Saturday 29 December 2012

Code Name: Geronimo - Review

Available on DVD and Blu-Ray , certificate 15


Directed by John Stockwell

Some 19 months after the tracking and killing of Osama Bin Laden in Pakistan, one of the first feature films on the events that led up to the assault in Abbottabad is released. Hollywood moguls Bob and Harvey Weinstein executive produce this picture and with their ability to recognise and tell a good on-screen story, it’s a safe assumption that the movie will be good popcorn fare.
The Weinsteins do not disappoint. Movie production is delegated to Nicolas Chartier, already a proven storyteller of complex modern military matters with The Hurt Locker to his credit, Code Name: Geronimo is refreshingly non-sensational in its construction.
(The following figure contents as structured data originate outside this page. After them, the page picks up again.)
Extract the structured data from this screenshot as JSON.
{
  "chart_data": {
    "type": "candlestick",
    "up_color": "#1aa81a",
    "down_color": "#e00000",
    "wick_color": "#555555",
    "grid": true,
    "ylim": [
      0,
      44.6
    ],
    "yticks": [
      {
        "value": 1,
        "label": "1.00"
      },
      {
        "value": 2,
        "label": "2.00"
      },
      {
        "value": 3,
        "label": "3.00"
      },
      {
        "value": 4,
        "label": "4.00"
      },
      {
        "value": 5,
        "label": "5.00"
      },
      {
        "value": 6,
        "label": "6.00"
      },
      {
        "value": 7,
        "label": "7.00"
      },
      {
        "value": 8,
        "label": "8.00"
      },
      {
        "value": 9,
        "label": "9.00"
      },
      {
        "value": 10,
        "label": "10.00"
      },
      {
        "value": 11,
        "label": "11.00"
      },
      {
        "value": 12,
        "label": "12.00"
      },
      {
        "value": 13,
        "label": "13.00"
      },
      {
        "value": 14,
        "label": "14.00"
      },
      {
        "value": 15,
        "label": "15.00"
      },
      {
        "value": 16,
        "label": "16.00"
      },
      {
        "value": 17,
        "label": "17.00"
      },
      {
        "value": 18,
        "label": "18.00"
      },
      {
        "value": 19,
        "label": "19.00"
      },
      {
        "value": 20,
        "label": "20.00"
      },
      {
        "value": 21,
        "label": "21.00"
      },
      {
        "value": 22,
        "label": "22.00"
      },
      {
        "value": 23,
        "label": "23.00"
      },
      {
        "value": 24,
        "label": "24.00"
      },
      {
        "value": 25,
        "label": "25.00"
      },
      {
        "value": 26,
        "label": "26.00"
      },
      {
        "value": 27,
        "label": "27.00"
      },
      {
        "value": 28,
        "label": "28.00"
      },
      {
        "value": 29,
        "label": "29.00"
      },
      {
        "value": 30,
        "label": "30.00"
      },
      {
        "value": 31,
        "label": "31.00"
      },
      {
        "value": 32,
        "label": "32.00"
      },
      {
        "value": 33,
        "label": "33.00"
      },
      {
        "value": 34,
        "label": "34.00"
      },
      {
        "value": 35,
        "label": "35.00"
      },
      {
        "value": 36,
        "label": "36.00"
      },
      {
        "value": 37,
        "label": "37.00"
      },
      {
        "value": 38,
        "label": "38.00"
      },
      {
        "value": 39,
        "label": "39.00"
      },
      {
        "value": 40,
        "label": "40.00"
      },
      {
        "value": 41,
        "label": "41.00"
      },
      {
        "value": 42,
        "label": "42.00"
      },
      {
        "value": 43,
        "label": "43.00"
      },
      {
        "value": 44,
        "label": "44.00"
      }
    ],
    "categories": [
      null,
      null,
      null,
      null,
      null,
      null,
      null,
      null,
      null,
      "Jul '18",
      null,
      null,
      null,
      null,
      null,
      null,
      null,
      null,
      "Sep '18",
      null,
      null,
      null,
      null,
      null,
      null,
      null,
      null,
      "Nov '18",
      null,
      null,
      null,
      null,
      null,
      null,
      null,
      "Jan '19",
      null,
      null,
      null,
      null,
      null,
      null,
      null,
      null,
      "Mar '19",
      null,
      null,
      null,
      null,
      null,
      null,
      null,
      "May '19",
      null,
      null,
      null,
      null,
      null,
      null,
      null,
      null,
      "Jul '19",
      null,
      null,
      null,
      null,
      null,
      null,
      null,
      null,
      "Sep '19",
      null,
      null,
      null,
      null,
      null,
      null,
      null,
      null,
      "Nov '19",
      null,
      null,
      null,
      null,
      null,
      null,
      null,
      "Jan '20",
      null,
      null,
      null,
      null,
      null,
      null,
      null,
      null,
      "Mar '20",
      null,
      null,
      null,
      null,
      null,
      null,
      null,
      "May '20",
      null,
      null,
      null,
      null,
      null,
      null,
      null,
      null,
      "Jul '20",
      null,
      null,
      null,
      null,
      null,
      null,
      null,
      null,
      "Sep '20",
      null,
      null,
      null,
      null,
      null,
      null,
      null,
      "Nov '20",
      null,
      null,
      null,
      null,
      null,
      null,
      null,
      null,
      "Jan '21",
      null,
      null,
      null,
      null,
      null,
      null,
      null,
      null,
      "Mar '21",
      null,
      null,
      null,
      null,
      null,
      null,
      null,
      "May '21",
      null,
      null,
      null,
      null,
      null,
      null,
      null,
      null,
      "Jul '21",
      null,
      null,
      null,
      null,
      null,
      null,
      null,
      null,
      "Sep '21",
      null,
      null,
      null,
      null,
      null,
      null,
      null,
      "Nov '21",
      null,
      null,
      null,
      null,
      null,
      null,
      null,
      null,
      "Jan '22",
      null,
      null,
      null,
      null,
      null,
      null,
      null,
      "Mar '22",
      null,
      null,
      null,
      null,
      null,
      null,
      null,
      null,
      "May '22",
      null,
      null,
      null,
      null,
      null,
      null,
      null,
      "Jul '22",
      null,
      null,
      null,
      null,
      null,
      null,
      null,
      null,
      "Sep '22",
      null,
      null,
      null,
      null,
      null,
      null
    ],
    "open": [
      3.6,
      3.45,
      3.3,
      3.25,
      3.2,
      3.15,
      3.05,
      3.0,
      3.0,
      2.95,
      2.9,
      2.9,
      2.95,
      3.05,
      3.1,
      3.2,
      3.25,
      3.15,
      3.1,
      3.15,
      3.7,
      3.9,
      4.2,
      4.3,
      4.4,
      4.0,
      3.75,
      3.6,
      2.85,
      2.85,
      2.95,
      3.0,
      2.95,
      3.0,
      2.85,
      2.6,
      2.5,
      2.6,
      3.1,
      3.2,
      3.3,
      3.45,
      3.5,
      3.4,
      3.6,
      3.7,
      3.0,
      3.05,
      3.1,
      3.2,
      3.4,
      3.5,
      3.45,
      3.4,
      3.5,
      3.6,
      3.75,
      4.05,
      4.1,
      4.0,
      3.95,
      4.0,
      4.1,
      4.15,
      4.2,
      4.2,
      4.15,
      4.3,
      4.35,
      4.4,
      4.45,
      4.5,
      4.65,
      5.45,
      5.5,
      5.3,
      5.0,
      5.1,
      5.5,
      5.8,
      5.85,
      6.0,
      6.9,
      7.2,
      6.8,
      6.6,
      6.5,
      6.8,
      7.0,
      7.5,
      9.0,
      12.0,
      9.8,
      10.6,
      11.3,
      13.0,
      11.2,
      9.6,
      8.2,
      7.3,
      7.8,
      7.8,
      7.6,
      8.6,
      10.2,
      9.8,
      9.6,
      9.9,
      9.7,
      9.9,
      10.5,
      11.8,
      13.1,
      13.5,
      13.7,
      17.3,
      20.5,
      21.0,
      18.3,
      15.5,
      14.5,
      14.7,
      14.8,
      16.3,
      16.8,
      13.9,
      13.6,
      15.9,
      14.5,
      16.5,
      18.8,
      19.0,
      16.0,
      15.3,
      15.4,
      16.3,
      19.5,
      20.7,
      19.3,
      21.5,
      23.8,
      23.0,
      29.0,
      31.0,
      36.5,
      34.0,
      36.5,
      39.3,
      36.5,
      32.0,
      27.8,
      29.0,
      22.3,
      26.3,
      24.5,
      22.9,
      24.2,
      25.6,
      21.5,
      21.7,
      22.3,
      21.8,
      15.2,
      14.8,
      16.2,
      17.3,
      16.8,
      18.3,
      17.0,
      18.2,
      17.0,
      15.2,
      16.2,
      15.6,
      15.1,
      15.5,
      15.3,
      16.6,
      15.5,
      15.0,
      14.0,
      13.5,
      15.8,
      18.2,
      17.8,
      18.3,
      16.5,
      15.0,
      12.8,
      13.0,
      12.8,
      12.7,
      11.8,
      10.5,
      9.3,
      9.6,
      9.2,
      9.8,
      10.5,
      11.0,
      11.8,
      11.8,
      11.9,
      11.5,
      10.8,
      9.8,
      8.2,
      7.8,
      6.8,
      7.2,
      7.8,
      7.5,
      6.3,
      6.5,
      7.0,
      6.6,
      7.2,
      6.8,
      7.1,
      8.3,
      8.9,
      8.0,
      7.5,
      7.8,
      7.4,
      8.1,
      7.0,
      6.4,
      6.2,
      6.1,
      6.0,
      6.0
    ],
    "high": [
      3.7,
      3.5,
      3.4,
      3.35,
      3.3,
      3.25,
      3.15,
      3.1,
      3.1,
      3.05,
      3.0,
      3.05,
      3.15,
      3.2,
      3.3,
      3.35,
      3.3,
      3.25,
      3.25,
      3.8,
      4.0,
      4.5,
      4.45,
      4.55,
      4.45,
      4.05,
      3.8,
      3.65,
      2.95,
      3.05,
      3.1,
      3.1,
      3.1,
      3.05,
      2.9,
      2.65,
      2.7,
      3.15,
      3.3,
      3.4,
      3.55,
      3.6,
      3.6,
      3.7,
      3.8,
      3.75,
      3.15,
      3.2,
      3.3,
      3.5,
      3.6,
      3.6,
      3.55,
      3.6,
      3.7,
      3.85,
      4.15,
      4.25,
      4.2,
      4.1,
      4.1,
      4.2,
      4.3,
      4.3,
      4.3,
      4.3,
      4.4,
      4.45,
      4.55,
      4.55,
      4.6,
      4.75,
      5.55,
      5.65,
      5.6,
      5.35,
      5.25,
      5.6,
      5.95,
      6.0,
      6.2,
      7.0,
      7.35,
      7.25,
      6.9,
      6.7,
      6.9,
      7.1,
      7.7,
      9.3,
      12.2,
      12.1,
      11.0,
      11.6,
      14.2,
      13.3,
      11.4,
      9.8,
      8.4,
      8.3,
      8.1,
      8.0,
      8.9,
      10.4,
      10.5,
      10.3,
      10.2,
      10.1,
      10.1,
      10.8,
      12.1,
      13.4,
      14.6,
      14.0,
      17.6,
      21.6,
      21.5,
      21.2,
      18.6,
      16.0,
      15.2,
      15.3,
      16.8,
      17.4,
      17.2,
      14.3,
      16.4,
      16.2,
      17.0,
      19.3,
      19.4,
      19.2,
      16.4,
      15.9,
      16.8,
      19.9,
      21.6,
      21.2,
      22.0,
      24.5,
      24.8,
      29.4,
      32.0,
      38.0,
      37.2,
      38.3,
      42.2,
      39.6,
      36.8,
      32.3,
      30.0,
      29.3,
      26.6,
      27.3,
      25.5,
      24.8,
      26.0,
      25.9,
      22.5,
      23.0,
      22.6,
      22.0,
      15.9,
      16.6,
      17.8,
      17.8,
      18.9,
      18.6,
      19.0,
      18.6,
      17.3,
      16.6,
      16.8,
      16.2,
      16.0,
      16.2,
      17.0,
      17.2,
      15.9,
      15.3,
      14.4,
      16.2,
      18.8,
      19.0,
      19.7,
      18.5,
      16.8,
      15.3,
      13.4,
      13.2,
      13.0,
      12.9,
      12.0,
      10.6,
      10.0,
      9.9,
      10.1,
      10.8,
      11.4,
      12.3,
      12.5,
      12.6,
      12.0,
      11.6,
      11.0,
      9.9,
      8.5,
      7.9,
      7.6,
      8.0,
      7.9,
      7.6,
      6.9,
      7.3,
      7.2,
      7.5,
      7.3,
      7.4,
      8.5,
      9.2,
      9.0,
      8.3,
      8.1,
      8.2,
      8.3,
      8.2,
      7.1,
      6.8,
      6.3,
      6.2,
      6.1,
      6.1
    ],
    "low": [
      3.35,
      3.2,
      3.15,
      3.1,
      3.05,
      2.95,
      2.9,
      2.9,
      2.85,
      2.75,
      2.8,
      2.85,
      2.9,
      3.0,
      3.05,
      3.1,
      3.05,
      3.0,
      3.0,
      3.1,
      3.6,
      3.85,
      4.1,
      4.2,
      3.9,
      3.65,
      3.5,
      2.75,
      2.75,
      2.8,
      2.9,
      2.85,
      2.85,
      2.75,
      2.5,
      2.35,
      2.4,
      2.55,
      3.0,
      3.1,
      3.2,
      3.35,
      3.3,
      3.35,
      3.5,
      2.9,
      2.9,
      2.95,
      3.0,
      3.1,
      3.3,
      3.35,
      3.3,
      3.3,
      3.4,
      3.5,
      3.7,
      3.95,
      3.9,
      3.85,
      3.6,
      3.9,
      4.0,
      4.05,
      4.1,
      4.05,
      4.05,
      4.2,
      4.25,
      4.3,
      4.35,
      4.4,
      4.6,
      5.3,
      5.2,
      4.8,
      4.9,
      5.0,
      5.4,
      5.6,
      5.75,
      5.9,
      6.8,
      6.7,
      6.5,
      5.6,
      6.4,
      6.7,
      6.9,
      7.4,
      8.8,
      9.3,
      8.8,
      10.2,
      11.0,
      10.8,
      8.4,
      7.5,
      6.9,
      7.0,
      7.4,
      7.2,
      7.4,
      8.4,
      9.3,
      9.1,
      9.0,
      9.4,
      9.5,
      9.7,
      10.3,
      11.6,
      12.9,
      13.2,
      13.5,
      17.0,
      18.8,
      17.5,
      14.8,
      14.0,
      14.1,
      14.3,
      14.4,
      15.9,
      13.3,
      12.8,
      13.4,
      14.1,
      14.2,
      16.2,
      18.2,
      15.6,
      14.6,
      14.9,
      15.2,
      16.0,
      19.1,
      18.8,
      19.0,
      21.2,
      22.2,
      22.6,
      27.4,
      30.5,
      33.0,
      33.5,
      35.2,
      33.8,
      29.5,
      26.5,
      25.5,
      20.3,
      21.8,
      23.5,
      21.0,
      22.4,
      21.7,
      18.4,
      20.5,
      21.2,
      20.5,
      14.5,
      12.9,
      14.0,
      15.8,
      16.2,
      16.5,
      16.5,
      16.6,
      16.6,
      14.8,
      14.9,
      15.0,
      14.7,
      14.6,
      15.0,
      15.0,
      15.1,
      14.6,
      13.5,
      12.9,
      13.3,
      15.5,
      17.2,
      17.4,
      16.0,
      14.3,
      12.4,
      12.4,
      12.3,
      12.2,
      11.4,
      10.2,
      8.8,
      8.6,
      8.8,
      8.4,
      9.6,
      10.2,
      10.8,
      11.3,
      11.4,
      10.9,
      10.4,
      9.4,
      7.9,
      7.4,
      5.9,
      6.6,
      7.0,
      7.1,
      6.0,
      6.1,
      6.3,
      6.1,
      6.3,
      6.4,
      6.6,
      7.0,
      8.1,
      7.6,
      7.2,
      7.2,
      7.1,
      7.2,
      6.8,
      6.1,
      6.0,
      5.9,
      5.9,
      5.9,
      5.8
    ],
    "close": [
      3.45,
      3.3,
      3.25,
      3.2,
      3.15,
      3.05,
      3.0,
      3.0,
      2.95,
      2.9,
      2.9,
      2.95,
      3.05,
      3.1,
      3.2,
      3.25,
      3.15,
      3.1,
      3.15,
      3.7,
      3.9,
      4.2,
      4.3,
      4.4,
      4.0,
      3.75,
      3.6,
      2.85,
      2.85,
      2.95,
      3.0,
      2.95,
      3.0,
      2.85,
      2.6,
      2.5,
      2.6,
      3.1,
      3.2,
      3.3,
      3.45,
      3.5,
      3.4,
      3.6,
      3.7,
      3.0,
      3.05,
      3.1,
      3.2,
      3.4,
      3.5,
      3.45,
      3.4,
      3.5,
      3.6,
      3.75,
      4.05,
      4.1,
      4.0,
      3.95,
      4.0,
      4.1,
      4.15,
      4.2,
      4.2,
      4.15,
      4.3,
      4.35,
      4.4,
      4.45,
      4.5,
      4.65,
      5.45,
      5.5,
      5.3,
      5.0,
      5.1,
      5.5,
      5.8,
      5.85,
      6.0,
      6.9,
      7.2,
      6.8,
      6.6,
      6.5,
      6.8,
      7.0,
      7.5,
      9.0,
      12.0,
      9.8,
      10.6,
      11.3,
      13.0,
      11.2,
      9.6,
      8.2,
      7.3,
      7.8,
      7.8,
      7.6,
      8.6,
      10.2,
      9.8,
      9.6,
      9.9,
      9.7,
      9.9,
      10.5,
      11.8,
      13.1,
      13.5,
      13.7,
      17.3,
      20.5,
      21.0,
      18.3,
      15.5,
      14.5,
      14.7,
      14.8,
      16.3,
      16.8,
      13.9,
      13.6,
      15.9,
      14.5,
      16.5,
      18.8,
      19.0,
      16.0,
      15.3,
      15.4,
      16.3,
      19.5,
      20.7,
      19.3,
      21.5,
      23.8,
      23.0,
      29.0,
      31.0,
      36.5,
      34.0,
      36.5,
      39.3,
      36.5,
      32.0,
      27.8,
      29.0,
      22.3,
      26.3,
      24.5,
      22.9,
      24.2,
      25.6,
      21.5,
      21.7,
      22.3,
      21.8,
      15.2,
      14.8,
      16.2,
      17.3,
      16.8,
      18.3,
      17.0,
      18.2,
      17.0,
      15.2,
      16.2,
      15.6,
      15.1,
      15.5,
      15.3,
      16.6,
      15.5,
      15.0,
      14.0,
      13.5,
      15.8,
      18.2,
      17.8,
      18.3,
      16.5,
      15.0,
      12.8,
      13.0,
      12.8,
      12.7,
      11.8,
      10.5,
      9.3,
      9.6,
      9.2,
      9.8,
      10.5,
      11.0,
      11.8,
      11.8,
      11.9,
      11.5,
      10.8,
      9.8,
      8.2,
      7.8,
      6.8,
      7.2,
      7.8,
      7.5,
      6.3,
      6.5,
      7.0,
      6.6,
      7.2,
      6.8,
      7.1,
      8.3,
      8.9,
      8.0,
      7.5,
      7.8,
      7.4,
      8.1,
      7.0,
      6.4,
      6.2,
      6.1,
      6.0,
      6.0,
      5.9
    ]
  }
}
Starring Cam Gigandet, most recently known for the 2011 movie Priest, Chartier and his director John Stockwell have shot a tale that appears to have considerable historical authenticity leading up to those events of May 2011, as well as having one of the most anticipated shoot-em-up finales of recent years.
Filmed on location in the USA, with some scenes shot in India for Asian authenticity, the movie has frequent (telephonic) dialog with Defense Secretary Pannetta and numerous references to President Obama, but wisely opts not to show such recognisable political faces on screen, where the (probably ridiculous) lookalike factor would detract from the impact of the story. The CIA agents, politicos and the SEALS unit themselves are of course unknown faces to the audience and all these performances are solid and plausible, even if at times the cheese factor creeps up with the “goodbye mom” phone calls that the agents make before setting off on their mission to Abbottabad.
Of course this is a story that everyone knows before they even switch on their TV. Recognising this, Chartier nonetheless delivers a film that makes for solid viewing, with aspects of the production evoking the Homeland series. Made on a decent budget and with credible and sometimes graphic action sequences, particularly Bin Laden’s final moments, this is a watchable movie, well worth a rent or a download.